Can anyone point me in the direction of where I can buy spare parts for a Sage Barista Express? In particular, I am after a replacement drip tray and bean hopper.

Thanks in advance!


----------



## NickdeBug

Here


----------



## mdizzle1

thanks, any other alternatives? I have just been quoted £35 for a replacement bean hopper!


----------



## PHB1969

The service I have had from them has been shocking. Grinder pro bought 2nd hand missing the cradle for a 58mm portafilter. Emailed and asked if I could buy one. Was told yes and the price but not how to order one. Eventually got through to them....took over 10 minutes to order the part and they already had all my information. Part was £3.50 and £2.49 postage. Amazed as next working day turned up via courier - great service....but wrong part sent. Was a juicing basket, which as I wasn't expect anything sharp, I cut my hand on as I took it out of the packaging. Since receipt I have rung several times and received a message saying they are operating limited hours due to Christmas....I have left 3 voicemails and sent 3 enquiries and have not had a response at all. Proper rubbish service.....good luck...!!


----------



## PHB1969

...so after raising my issue via twitter, the part arrived today...a tiny portafilter holder in a massive box....!


----------



## joey24dirt

I had a similar experience with them with regards to it taking forever. I think they have people working for them who don't actually know what they are selling. But with every job you have to allow a period of learning so hopefully they have a better understanding now. Last time I rang them they mentioned a new website is in production to make it easier to order parts. Fingers crossed


----------



## ajohn

What they aught to have is web pages like these for all of their machines just like this site does.

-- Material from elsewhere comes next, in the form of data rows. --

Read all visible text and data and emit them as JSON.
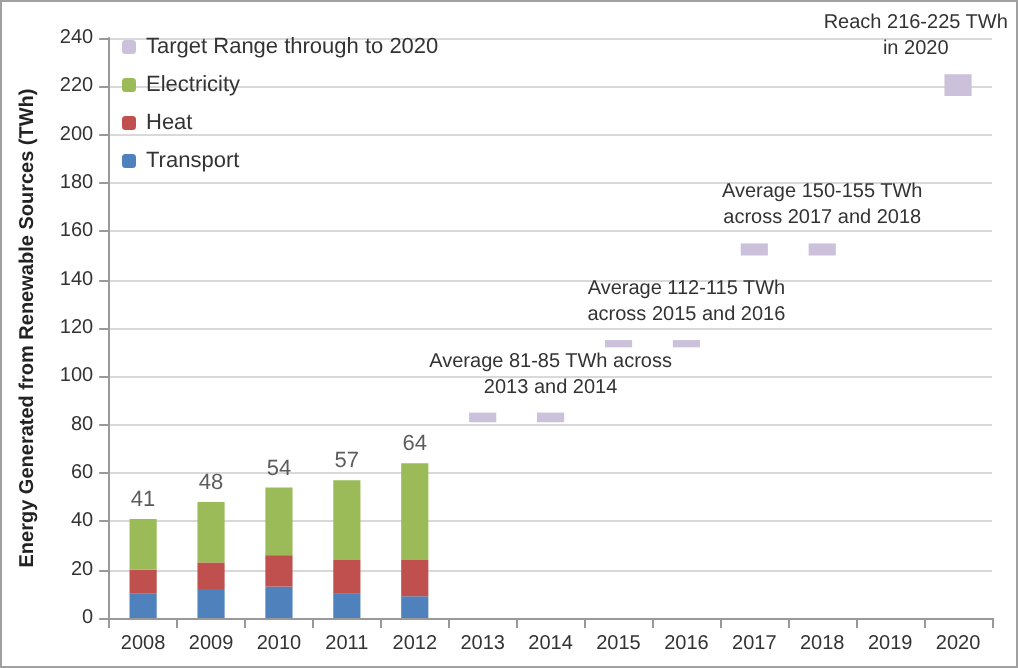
{
  "chart_data": {
    "type": "bar",
    "stacked": true,
    "ylabel": "Energy Generated from Renewable Sources (TWh)",
    "categories": [
      "2008",
      "2009",
      "2010",
      "2011",
      "2012",
      "2013",
      "2014",
      "2015",
      "2016",
      "2017",
      "2018",
      "2019",
      "2020"
    ],
    "series": [
      {
        "name": "Transport",
        "color": "#4f81bd",
        "values": [
          10,
          12,
          13,
          10,
          9,
          null,
          null,
          null,
          null,
          null,
          null,
          null,
          null
        ]
      },
      {
        "name": "Heat",
        "color": "#c0504d",
        "values": [
          10,
          11,
          13,
          14,
          15,
          null,
          null,
          null,
          null,
          null,
          null,
          null,
          null
        ]
      },
      {
        "name": "Electricity",
        "color": "#9bbb59",
        "values": [
          21,
          25,
          28,
          33,
          40,
          null,
          null,
          null,
          null,
          null,
          null,
          null,
          null
        ]
      },
      {
        "name": "Target Range through to 2020",
        "color": "#ccc1da",
        "base": [
          null,
          null,
          null,
          null,
          null,
          81,
          81,
          112,
          112,
          150,
          150,
          null,
          216
        ],
        "values": [
          null,
          null,
          null,
          null,
          null,
          4,
          4,
          3,
          3,
          5,
          5,
          null,
          9
        ]
      }
    ],
    "totals": [
      "41",
      "48",
      "54",
      "57",
      "64",
      null,
      null,
      null,
      null,
      null,
      null,
      null,
      null
    ],
    "ylim": [
      0,
      240
    ],
    "yticks": [
      0,
      20,
      40,
      60,
      80,
      100,
      120,
      140,
      160,
      180,
      200,
      220,
      240
    ],
    "grid": "y",
    "legend": "top left",
    "annotations": [
      {
        "text": "Average 81-85 TWh across\n2013 and 2014",
        "x": "2014",
        "y": 85
      },
      {
        "text": "Average 112-115 TWh\nacross 2015 and 2016",
        "x": "2016",
        "y": 115
      },
      {
        "text": "Average 150-155 TWh\nacross 2017 and 2018",
        "x": "2018",
        "y": 155
      },
      {
        "text": "Reach 216-225 TWh\nin 2020",
        "x": "2020",
        "y": 225
      }
    ]
  }
}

I tried filling in and order out of curiosity but no facility to send to the UK.

https://www.brevilleusa.com/collections/bes870xl-parts

The reason that UK Sage may be slow to respond is that it looks like they don't actually handle the spares or repairs themselves. That seems to be done by these people.

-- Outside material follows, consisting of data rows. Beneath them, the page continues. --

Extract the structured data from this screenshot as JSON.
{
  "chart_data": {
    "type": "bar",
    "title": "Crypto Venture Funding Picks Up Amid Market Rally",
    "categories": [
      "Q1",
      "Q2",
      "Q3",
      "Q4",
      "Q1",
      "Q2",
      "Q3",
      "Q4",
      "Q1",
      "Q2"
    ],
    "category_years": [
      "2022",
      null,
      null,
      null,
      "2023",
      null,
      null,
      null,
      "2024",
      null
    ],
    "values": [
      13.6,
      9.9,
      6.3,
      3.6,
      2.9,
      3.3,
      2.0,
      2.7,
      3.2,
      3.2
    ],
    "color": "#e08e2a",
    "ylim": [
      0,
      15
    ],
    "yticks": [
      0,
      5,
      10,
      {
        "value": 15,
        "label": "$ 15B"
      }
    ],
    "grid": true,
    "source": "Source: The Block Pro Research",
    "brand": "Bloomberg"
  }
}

http://coffeeclassics.co.uk/what-we-do/machine-repair-or-breakdown/

Where there probably is a need to involve Sage is when the unit is under their warrantee or maybe certain parts such as the miserable number of them they show on their own website. There could be others though.

The other problem may be that sometimes outfits like Sage UK are really very small wings of bigger companies.

One thing for sure is that from looking around they don't do themselves any good at all in the way they currently handle spares/repairs.

John

-


----------